I also asked about improving Quicken with respect to uploading pictures of receipts and invoices. Many businesses keep their receipts and copies of invoices in shoeboxes or envelopes. Why not allow a user to take a picture of a receipt or invoice with his/her camera and upload it or email it to Quicken, which will automatically match the invoice/receipt with the appropriate line item?
One key issue would be whether the IRS will accept e-versions of receipts and invoices as sufficient evidence in case of an audit; however, even without full IRS acceptance, adding an e-receipts feature to Quicken would help small businesses stay organized. Mr. Smith said the company was working on a product called QuickReceipts.
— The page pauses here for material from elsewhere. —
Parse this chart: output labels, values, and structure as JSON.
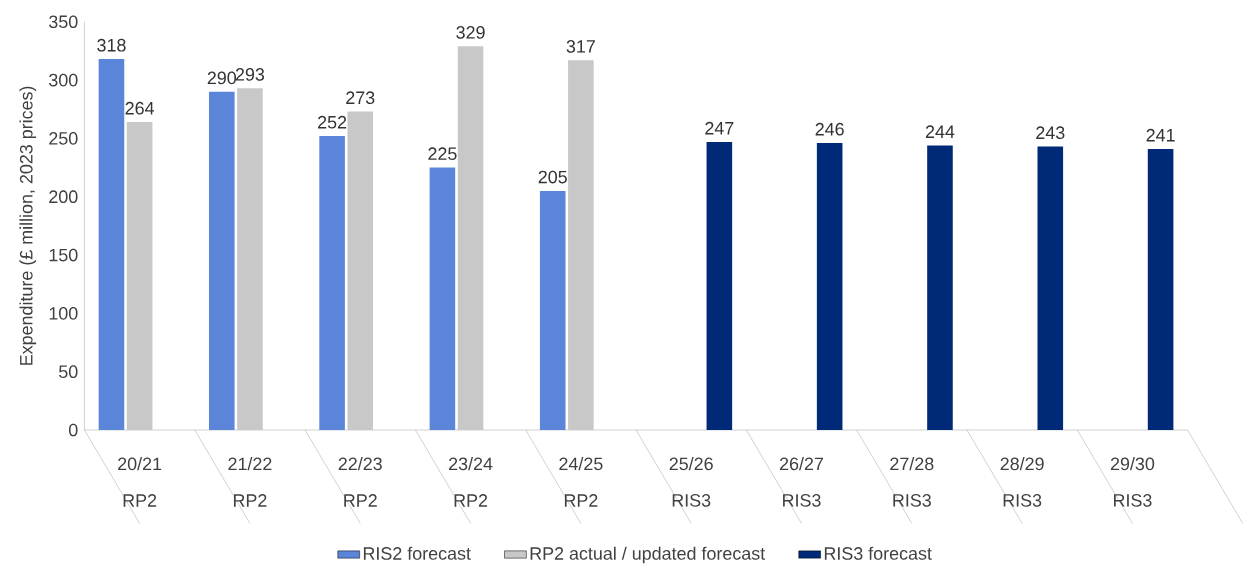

On another note, I was really happy to get the opportunity to briefly chat with Intuit co-founder Scott Cook after the meeting. Mr. Cook, lest we forget, helped Intuit beat Microsoft during its heyday years when it tried to foist Microsoft Money on the public. In an ironic twist, Microsoft's software ventures outside of its dominant operating system software have been failures, primarily because it keeps trying to compete with other natural quasi-natural-monopolies like Intuit and Sony/Nintendo.
I mentioned to Mr. Cook that I wasn't so keen on the idea of looking for growth and profitability in India. India has a very fragmented consumer marketplace, making it very difficult for any company to establish a dominant foothold (which harms a company's ability to increase its margins; it also has poor infrastructure; and most analysts who focus on India use financial projections based on overly optimistic macro factors (i.e., multiply anything by a billion and it looks like you can make lots of money). Mr. Cook politely explained that the first step was to generate revenue, and then profits.
I always enjoy Intuit's annual meetings and encourage shareholders to attend.
Disclosure: I own an insignificant number of Intuit (INTU) shares. I participated in one paid Intuit survey in 2010.